Pazzianotto admitiu que pode vir a interferir em questões que dizem respeito aos serviços públicos, ou seja, no impasse entre profissões que tenham as atividades consideradas indispensáveis para a população. Faço o seguinte alerta: que as partes negociem porque a Justiça do Trabalho será cautelosa caso venha a julgar dissídios.

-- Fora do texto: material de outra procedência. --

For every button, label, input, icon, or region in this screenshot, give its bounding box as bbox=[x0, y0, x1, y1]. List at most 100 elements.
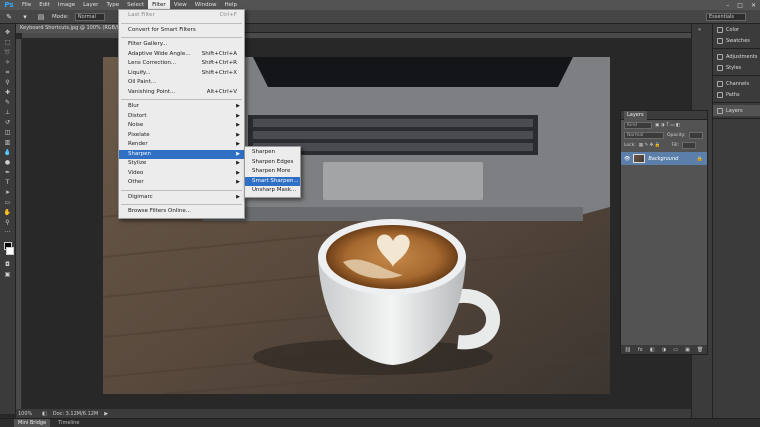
layer-name[interactable]: Background bbox=[648, 156, 678, 162]
filter-menu-item-pixelate[interactable]: Pixelate ▶ bbox=[119, 131, 244, 141]
lock-label: Lock: bbox=[624, 142, 636, 148]
sharpen-item-unsharp-mask[interactable]: Unsharp Mask... bbox=[245, 186, 300, 196]
minimize-icon[interactable]: – bbox=[726, 2, 729, 9]
sharpen-item-sharpen-edges[interactable]: Sharpen Edges bbox=[245, 158, 300, 168]
filter-menu-item-video[interactable]: Video ▶ bbox=[119, 169, 244, 179]
layers-footer-icon[interactable]: ◑ bbox=[662, 347, 666, 353]
bottom-tab-timeline[interactable]: Timeline bbox=[54, 419, 83, 427]
layers-footer-icon[interactable]: fx bbox=[638, 347, 643, 353]
menu-item-label: Adaptive Wide Angle... bbox=[128, 50, 191, 57]
zoom-level[interactable]: 100% bbox=[18, 411, 36, 417]
screen-mode-icon[interactable]: ▣ bbox=[2, 270, 13, 279]
layers-icon bbox=[717, 107, 723, 114]
path-select-tool-icon[interactable]: ➤ bbox=[2, 188, 13, 197]
sharpen-item-sharpen[interactable]: Sharpen bbox=[245, 148, 300, 158]
menu-edit[interactable]: Edit bbox=[35, 0, 54, 10]
menu-image[interactable]: Image bbox=[54, 0, 79, 10]
filter-menu-item-noise[interactable]: Noise ▶ bbox=[119, 121, 244, 131]
filter-menu-item-other[interactable]: Other ▶ bbox=[119, 178, 244, 188]
eraser-tool-icon[interactable]: ◫ bbox=[2, 128, 13, 137]
lock-icons[interactable]: ▦ ✎ ✥ 🔒 bbox=[639, 143, 661, 148]
pen-tool-icon[interactable]: ✒ bbox=[2, 168, 13, 177]
fill-field[interactable] bbox=[682, 141, 696, 149]
dock-color[interactable]: Color bbox=[713, 24, 760, 35]
eyedropper-tool-icon[interactable]: ⚲ bbox=[2, 78, 13, 87]
move-tool-icon[interactable]: ✥ bbox=[2, 28, 13, 37]
type-tool-icon[interactable]: T bbox=[2, 178, 13, 187]
layers-footer-icon[interactable]: ⛓ bbox=[625, 347, 631, 353]
background-color-swatch[interactable] bbox=[6, 247, 14, 255]
lasso-tool-icon[interactable]: ➰ bbox=[2, 48, 13, 57]
layers-tab[interactable]: Layers bbox=[624, 110, 647, 120]
status-menu-arrow-icon[interactable]: ▶ bbox=[104, 411, 108, 417]
zoom-tool-icon[interactable]: ⚲ bbox=[2, 218, 13, 227]
filter-icons[interactable]: ▣ ◑ T ▭ ◧ bbox=[655, 123, 680, 128]
dock-styles[interactable]: Styles bbox=[713, 62, 760, 73]
brush-panel-icon[interactable]: ▤ bbox=[36, 12, 46, 21]
brush-tool-icon[interactable]: ✎ bbox=[2, 98, 13, 107]
filter-menu-item-render[interactable]: Render ▶ bbox=[119, 140, 244, 150]
filter-menu-item-distort[interactable]: Distort ▶ bbox=[119, 112, 244, 122]
filter-menu-item-filter-gallery[interactable]: Filter Gallery... bbox=[119, 40, 244, 50]
menu-file[interactable]: File bbox=[18, 0, 35, 10]
workspace-select[interactable]: Essentials bbox=[706, 13, 746, 21]
quick-select-tool-icon[interactable]: ✧ bbox=[2, 58, 13, 67]
layers-footer-icon[interactable]: ▣ bbox=[685, 347, 690, 353]
crop-tool-icon[interactable]: ⌗ bbox=[2, 68, 13, 77]
opacity-field[interactable] bbox=[688, 131, 703, 139]
sharpen-item-smart-sharpen[interactable]: Smart Sharpen... bbox=[245, 176, 300, 187]
sharpen-item-sharpen-more[interactable]: Sharpen More bbox=[245, 167, 300, 177]
filter-menu-item-stylize[interactable]: Stylize ▶ bbox=[119, 159, 244, 169]
layer-thumbnail bbox=[633, 154, 646, 163]
gradient-tool-icon[interactable]: ▥ bbox=[2, 138, 13, 147]
close-icon[interactable]: ✕ bbox=[751, 2, 756, 9]
filter-menu-item-digimarc[interactable]: Digimarc ▶ bbox=[119, 193, 244, 203]
filter-menu-item-browse-filters-online[interactable]: Browse Filters Online... bbox=[119, 207, 244, 217]
layer-row-background[interactable]: 👁 Background 🔒 bbox=[621, 152, 707, 165]
marquee-tool-icon[interactable]: ⬚ bbox=[2, 38, 13, 47]
blend-mode-select[interactable]: Normal bbox=[624, 131, 664, 139]
filter-menu-item-adaptive-wide-angle[interactable]: Adaptive Wide Angle... Shift+Ctrl+A bbox=[119, 50, 244, 60]
bottom-tab-mini-bridge[interactable]: Mini Bridge bbox=[14, 419, 51, 427]
quick-mask-icon[interactable]: ◘ bbox=[2, 260, 13, 269]
filter-menu-item-vanishing-point[interactable]: Vanishing Point... Alt+Ctrl+V bbox=[119, 88, 244, 98]
dock-channels[interactable]: Channels bbox=[713, 78, 760, 89]
layers-panel: Layers Kind ▣ ◑ T ▭ ◧ Normal Opacity: Lo… bbox=[620, 110, 708, 355]
kind-filter-select[interactable]: Kind bbox=[624, 121, 652, 129]
maximize-icon[interactable]: □ bbox=[737, 2, 743, 9]
blur-tool-icon[interactable]: 💧 bbox=[2, 148, 13, 157]
filter-menu-item-convert-for-smart-filters[interactable]: Convert for Smart Filters bbox=[119, 26, 244, 36]
filter-menu-item-last-filter[interactable]: Last Filter Ctrl+F bbox=[119, 11, 244, 21]
opacity-label: Opacity: bbox=[667, 132, 686, 138]
menu-item-label: Liquify... bbox=[128, 69, 151, 76]
hand-tool-icon[interactable]: ✋ bbox=[2, 208, 13, 217]
history-brush-tool-icon[interactable]: ↺ bbox=[2, 118, 13, 127]
filter-menu-item-blur[interactable]: Blur ▶ bbox=[119, 102, 244, 112]
layers-footer-icon[interactable]: 🗑 bbox=[697, 347, 703, 353]
filter-menu-item-lens-correction[interactable]: Lens Correction... Shift+Ctrl+R bbox=[119, 59, 244, 69]
more-tools-icon[interactable]: ··· bbox=[2, 228, 13, 237]
status-icon[interactable]: ◧ bbox=[42, 411, 47, 417]
menu-layer[interactable]: Layer bbox=[79, 0, 102, 10]
paths-icon bbox=[717, 91, 723, 98]
styles-icon bbox=[717, 64, 723, 71]
brush-tool-icon[interactable]: ✎ bbox=[4, 12, 14, 21]
visibility-eye-icon[interactable]: 👁 bbox=[624, 156, 630, 162]
filter-menu-item-sharpen[interactable]: Sharpen ▶ bbox=[119, 149, 244, 159]
shape-tool-icon[interactable]: ▭ bbox=[2, 198, 13, 207]
mode-select[interactable]: Normal bbox=[74, 12, 105, 21]
layers-footer-icon[interactable]: ◧ bbox=[650, 347, 655, 353]
healing-brush-tool-icon[interactable]: ✚ bbox=[2, 88, 13, 97]
filter-menu-item-liquify[interactable]: Liquify... Shift+Ctrl+X bbox=[119, 69, 244, 79]
options-bar: ✎ ▾ ▤ Mode: Normal Essentials bbox=[0, 10, 760, 24]
dock-paths[interactable]: Paths bbox=[713, 89, 760, 100]
dodge-tool-icon[interactable]: ● bbox=[2, 158, 13, 167]
dock-swatches[interactable]: Swatches bbox=[713, 35, 760, 46]
layers-footer-icon[interactable]: ▭ bbox=[673, 347, 678, 353]
brush-preset-icon[interactable]: ▾ bbox=[20, 12, 30, 21]
dock-layers[interactable]: Layers bbox=[713, 105, 760, 116]
dock-adjustments[interactable]: Adjustments bbox=[713, 51, 760, 62]
dock-collapse-icon[interactable]: « bbox=[692, 24, 712, 35]
filter-menu-item-oil-paint[interactable]: Oil Paint... bbox=[119, 78, 244, 88]
clone-stamp-tool-icon[interactable]: ⊥ bbox=[2, 108, 13, 117]
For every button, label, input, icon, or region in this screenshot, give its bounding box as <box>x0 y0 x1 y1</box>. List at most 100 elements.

Pazzianotto explicou que esta decisão, embora tenha sido tomada há 10 anos, nunca foi colocada em prática porque alguns sindicatos de trabalhadores alegavam que tinham pouco poder de negociação com a classe patronal. Com isso, o TST foi chamado a manifestar-se sobre as mais diversas questões. Um exemplo foi a decisão de Pazzianotto que suspendeu os efeitos do acordo coletivo dos trabalhadores do Porto de Santos.
A decisão anunciada por ele tem por objetivo dar maior liberdade para que as categorias profissionais busquem a negociação. Segundo o ministro, isso dá mais legitimidade às negociações já que o TST não precisaria opinar sobre temas que dizem respeito a determinada profissão. Para ilustrar este assunto, o ministro buscou um caso concreto no dissídio dos portuários aprovado pelo Tribunal Regional do Trabalho (TRT) de São Paulo. Por qual motivo a Justiça do Trabalho tem que decidir se a retirada dos restos de carvão que ficam incrustados no porão do navio tem que ser feito por um ou mais trabalhadores, explicou.